Most non-trivial loops in imperative code have both, which
makes them
doubly prone to bugs. In the example I gave above, the mismatch
between
the code structure (a single loop) and the file structure (three
sequential sections) often prompts people to add boolean flags,
state
variables, and the like, in order to resolve the conflict
between the
two structures. Such ad hoc structure resolutions are a
breeding ground
for bugs, and often lead to complicated loop conditions, which
invite
even more bugs.
In contrast, if you structure your code according to the
structure of
the input (i.e., one loop for processing the preamble, one loop
for
processing the body, one loop for processing the epilogue), it
becomes
considerably less complex, easier to read (and write!), and far
less bug
prone. Your loop conditions become simpler, and thus easier to
reason
about and leave less room for bugs to hide.
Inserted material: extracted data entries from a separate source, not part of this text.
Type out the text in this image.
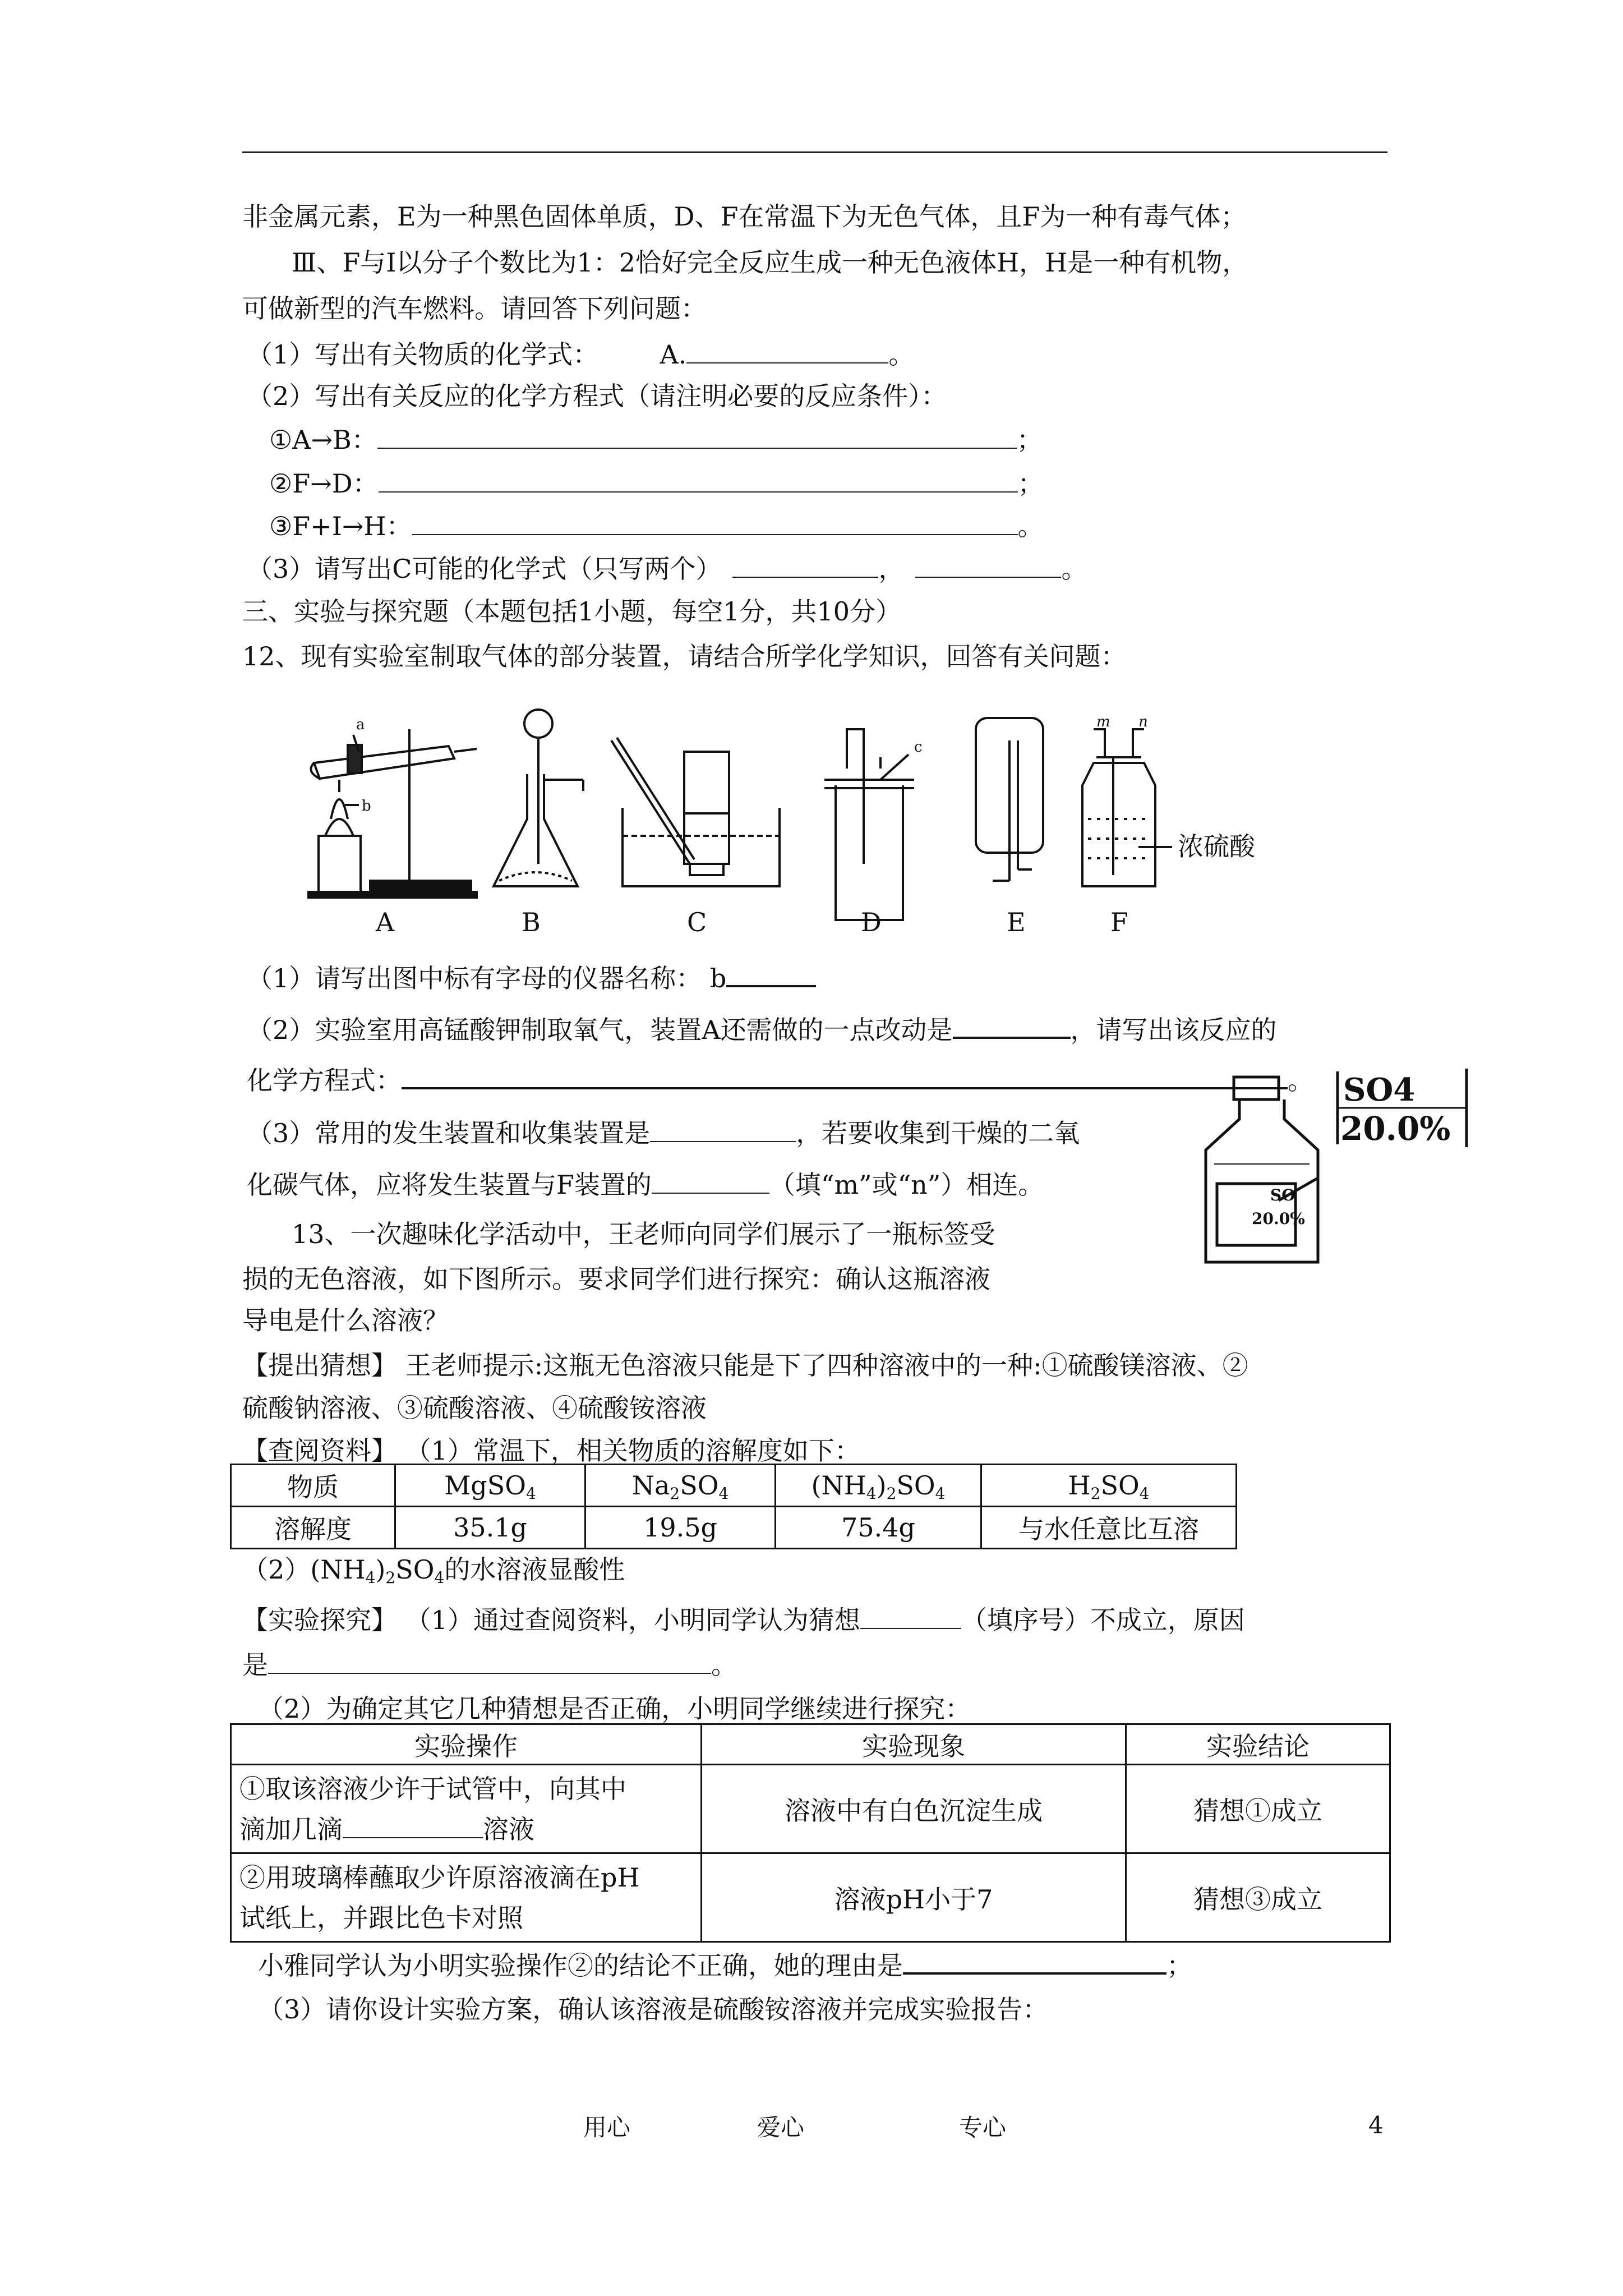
非金属元素，E为一种黑色固体单质，D、F在常温下为无色气体，且F为一种有毒气体；
Ⅲ、F与I以分子个数比为1：2恰好完全反应生成一种无色液体H，H是一种有机物，
可做新型的汽车燃料。请回答下列问题：
（1）写出有关物质的化学式： A.	。
（2）写出有关反应的化学方程式（请注明必要的反应条件）：
①A→B：	；
②F→D：	；
③F+I→H：	。
（3）请写出C可能的化学式（只写两个）	，	。
三、实验与探究题（本题包括1小题，每空1分，共10分）
12、现有实验室制取气体的部分装置，请结合所学化学知识，回答有关问题：
a
b
c
m n
浓硫酸
A	B	C	D	E	F
（1）请写出图中标有字母的仪器名称： b
（2）实验室用高锰酸钾制取氧气，装置A还需做的一点改动是	，请写出该反应的
化学方程式：	。
（3）常用的发生装置和收集装置是	，若要收集到干燥的二氧
化碳气体，应将发生装置与F装置的	（填“m”或“n”）相连。
SO4
20.0%
SO
20.0%
13、一次趣味化学活动中，王老师向同学们展示了一瓶标签受
损的无色溶液，如下图所示。要求同学们进行探究：确认这瓶溶液
导电是什么溶液？
【提出猜想】 王老师提示:这瓶无色溶液只能是下了四种溶液中的一种:①硫酸镁溶液、②
硫酸钠溶液、③硫酸溶液、④硫酸铵溶液
【查阅资料】 （1）常温下，相关物质的溶解度如下：
物质	MgSO$_4$	$Na_2SO_4$	$(NH_4)_2SO_4$	$H_2SO_4$
溶解度	35.1g	19.5g	75.4g	与水任意比互溶
$(2)(NH_4)_2SO_4$的水溶液显酸性
【实验探究】 （1）通过查阅资料，小明同学认为猜想	（填序号）不成立，原因
是	。
（2）为确定其它几种猜想是否正确，小明同学继续进行探究：
实验操作	实验现象	实验结论

①取该溶液少许于试管中，向其中
滴加几滴 溶液	溶液中有白色沉淀生成	猜想①成立

②用玻璃棒蘸取少许原溶液滴在pH
试纸上，并跟比色卡对照	溶液pH小于7	猜想③成立
小雅同学认为小明实验操作②的结论不正确，她的理由是	；
（3）请你设计实验方案，确认该溶液是硫酸铵溶液并完成实验报告：
用心	爱心	专心	4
But to be able to process the input in this way requires that
you
encapsulate your input so that it can be processed by 3
different loops.
Once you go down that road, you start to arrive at the concept
of input
ranges... then you abstract away the three loops into three
components,
and behold, component style programming!
In fact, with component style programming, you can also address
another
aspect of (1): when you need to simultaneously process two data
structures whose structures don't match. For example, if you
want to lay
out a yearly calendar using writeln, the month/day cells must
be output
in a radically different order than the logical
foreach(m;1..12) {
foreach(day;1..31) } structure). Writing this code in the
traditional
imperative style produces a mass of spaghettii code: either you
have
bizarre loops with convoluted loop conditions for generating
the dates
in the order you want to print them, or you have to fill out
some kind
of grid structure in a complicated order so that you can
generate the
dates in order.
Using ranges, though, this becomes considerably more tractable:
you can
have an input range of dates in chronological order, two output
ranges
corresponding to chunking by week / month, which feed into a
third
output range that buffers the generated cells and prints them
once
enough has been generated to fill a row of output. By
separating out
these non-corresponding structures into separate components,
you greatly
simplify the code within each component and thus reduce the
number of
bugs (e.g. it's far easier to ensure you never put more than 7
days in a
week, since the weekly output range is all in one place, as
opposed to
sprinkled everywhere across multiple nested loops in the
imperative
style calendar code). The code that glues these components
together is
also separated out and becomes easier to understand and debug:
you
simply read from the input range of dates, write to the two
output
ranges, and check if they are full (this isn't part of the
range API but
added so for this particular example); if the weekly range is
full,
start a new week; if the monthly range is full, start a new
month. Then
the final output range takes care of when to actually produce
output --
you just write stuff to it and don't worry about it in the glue
code.
OK, this isn't really a good example of the linear pipeline
style code
we're talking about, but it does show how using ranges as
components can
untangle very complicated code into simple, tractable parts
that are
readable and easy to debug.
T
Add in some code examples and that could make a nice article.